One of her notable works from this period, "A Portrait of His Beautiful Blackness," was exhibited in the “Louisiana Contemporary” exhibition at the Ogden Museum of Southern Art in New Orleans. Her achievements include a solo show at the GW Carver Interpretive Museum in Dothan, Alabama, and winning the Bombay Sapphire Artisan Series New Orleans Regional, which led to her participation in Scope Art during Art Basel Miami. For the NOLA tricentennial, Lammie-Hanson created 22 silverpoints, which were highlighted in the Times-Picayune and the book "300 for 300." She also produced 25 contemporary silverpoint portraits for the Essence Music Festival’s 25th anniversary, sponsored by Arts New Orleans.

 

In 2021, she joined the Hyde Park Art Center's prestigious Center Program, producing four large silverpoints, each 4 feet by 4 feet. One piece, "Dear Beautiful Black Boy," was acquired by the Hilliard Art Museum in Lafayette, Louisiana, marking her as the first living artist in their permanent collection.

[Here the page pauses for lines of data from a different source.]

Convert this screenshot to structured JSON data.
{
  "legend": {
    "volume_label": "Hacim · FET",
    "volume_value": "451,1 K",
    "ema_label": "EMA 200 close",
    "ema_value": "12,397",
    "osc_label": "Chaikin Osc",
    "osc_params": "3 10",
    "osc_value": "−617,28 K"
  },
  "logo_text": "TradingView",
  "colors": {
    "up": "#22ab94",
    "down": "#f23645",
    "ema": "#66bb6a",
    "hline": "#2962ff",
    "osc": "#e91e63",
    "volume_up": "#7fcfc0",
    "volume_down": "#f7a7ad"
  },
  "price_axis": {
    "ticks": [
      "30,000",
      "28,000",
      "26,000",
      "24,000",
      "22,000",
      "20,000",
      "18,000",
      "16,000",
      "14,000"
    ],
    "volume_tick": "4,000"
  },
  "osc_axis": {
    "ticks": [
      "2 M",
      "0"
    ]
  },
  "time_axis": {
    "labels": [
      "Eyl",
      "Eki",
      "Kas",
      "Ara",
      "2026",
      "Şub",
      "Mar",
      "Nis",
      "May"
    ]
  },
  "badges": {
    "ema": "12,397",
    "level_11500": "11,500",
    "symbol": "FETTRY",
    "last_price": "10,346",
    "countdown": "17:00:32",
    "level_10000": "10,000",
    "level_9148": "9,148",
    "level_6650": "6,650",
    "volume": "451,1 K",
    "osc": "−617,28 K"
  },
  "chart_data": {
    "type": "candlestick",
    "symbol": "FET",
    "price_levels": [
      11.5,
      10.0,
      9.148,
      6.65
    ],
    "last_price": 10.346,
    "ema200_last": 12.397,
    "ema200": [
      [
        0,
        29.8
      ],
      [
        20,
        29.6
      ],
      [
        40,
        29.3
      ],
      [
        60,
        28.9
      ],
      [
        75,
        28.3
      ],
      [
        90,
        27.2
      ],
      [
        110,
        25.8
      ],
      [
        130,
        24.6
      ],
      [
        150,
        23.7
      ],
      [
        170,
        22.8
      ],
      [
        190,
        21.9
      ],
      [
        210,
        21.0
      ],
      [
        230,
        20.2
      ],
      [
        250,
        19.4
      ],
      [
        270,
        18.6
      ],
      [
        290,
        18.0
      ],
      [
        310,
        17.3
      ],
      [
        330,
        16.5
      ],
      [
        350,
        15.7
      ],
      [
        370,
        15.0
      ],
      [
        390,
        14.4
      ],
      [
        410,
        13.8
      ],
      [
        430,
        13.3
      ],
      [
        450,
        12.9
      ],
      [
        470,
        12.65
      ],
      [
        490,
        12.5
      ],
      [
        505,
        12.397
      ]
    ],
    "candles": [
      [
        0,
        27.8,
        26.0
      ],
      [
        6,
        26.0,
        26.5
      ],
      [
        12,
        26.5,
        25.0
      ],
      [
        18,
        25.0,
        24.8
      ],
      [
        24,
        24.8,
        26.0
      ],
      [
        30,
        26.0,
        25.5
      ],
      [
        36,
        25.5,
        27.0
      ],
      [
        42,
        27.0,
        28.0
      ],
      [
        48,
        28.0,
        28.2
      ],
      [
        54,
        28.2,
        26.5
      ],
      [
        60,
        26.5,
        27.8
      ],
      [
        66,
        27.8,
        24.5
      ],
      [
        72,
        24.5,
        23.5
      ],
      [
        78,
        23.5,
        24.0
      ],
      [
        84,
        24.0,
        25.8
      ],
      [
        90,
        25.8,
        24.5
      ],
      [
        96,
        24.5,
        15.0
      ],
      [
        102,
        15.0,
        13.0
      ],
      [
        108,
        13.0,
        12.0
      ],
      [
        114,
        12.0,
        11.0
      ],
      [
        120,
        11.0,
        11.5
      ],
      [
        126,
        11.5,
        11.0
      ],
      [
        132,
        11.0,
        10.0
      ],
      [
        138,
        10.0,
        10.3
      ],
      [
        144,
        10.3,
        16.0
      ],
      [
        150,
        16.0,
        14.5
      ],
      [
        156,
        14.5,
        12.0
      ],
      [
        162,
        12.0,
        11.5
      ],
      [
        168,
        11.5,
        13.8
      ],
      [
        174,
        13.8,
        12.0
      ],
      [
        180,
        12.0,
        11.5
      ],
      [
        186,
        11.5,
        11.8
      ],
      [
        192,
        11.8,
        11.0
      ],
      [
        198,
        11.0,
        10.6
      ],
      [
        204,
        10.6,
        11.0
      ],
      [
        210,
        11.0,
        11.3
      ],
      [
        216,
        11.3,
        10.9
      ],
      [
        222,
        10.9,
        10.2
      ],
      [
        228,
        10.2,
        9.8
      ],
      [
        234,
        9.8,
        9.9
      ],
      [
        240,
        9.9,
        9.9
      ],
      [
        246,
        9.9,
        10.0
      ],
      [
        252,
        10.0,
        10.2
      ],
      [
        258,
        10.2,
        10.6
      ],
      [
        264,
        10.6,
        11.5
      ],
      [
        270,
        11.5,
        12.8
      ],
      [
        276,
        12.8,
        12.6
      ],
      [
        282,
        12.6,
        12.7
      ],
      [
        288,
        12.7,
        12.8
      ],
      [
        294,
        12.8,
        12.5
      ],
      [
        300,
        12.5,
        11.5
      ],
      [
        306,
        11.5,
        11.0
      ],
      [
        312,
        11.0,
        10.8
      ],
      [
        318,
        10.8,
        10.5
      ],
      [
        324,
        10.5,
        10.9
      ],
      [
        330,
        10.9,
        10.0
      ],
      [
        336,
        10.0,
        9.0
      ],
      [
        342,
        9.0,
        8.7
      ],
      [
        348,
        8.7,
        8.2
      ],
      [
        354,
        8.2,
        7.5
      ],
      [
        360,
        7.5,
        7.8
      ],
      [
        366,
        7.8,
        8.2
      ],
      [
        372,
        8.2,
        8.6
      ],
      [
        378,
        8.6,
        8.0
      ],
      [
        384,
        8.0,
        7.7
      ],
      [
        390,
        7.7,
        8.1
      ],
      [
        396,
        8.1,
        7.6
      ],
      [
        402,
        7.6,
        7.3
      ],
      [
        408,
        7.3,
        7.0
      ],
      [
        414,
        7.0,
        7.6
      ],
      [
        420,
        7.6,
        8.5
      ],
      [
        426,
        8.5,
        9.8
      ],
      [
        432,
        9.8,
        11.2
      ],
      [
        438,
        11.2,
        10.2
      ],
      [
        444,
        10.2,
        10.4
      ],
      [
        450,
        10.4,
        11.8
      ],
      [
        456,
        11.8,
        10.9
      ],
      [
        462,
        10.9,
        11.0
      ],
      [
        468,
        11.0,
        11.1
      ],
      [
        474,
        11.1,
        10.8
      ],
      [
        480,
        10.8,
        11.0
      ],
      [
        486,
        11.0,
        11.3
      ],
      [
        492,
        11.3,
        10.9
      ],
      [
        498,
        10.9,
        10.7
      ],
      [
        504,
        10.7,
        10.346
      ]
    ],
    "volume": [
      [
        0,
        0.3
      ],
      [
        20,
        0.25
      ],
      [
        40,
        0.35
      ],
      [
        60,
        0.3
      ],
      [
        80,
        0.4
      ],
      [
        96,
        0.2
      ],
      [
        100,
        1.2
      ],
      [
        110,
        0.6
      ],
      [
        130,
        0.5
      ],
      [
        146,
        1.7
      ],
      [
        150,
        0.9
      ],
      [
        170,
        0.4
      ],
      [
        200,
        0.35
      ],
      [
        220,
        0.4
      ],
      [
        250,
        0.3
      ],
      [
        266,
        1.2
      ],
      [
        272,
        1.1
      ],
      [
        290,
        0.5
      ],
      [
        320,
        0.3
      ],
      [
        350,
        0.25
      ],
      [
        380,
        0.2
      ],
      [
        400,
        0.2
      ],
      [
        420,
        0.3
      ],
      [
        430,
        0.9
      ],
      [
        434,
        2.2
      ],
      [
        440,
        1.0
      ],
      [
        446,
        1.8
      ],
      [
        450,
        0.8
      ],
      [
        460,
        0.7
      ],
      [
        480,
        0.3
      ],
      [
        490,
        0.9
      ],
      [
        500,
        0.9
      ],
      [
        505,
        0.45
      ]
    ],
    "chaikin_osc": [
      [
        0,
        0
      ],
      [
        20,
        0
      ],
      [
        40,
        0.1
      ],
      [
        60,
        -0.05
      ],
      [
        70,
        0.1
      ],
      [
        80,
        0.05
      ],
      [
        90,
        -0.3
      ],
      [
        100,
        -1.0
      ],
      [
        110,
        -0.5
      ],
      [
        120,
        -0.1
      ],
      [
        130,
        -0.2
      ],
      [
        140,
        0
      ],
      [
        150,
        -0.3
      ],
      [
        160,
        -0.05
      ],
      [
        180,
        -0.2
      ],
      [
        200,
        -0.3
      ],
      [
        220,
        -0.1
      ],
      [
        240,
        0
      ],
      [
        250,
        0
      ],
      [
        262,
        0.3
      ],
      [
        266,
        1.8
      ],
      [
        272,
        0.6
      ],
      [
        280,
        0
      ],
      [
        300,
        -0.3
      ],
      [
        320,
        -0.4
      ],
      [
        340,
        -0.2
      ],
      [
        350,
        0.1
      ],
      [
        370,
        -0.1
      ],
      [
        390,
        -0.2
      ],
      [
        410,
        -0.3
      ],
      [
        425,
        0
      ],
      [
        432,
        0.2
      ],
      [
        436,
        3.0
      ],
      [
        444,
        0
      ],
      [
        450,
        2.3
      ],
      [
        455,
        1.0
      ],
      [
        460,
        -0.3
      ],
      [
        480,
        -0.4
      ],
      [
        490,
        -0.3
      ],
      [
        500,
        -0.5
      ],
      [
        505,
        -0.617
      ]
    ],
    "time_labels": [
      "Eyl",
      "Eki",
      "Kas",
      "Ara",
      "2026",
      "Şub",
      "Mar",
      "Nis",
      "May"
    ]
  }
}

In 2022-23, during her residency at Little Black Pearl in Chicago, she created the world’s largest silverpoint drawing exploring the Black narrative, Dared to Be Black and Shining (8 by 12 feet), which premiered at the Chicago Art Dept. The monumental work depicts a day in the life of Harlem, telling the story of Lammie-Hanson’s childhood hometown.

​In April 2024, Lammie-Hanson’s first goldpoint piece, Exhilaration, was chosen for "The Common Threads that Bind Us" exhibit with Knowhere Art Gallery (Martha’s Vineyard) at the “Personal Structures” exhibition during the 60th Venice Biennale in Italy. Her second metalpoint series, Indigo Seven: Gilded Agility, which features goldpoint renderings of professional dancers' musculature on indigo substrates, debuted at the International Museum of Surgical Science in Chicago in June 2024.

During her working artist residency at Northeastern Illinois University (NEIU) in Fall 2025, D. Lammie-Hanson began a new project in 14K Goldpoint on indigo, expanding her ongoing Indigo Seven Series. The work, titled The Cathedral of Alvin, is a monumental 8 ft × 12 ft drawing depicting the three suites of Alvin Ailey’s Revelations. Initiated during the residency, the piece captures the spiritual movement of Ailey’s choreography in luminous gold on deep indigo. The interior setting of the drawing is modeled after the St. John the Divine Cathedral in New York City, evoking the grandeur and sacred architecture of the space. She is completing this ambitious work in 2026 at her studio at Hyde Park Art Center, continuing to explore the intersection of dance, divinity, and the transformative power of goldpoint.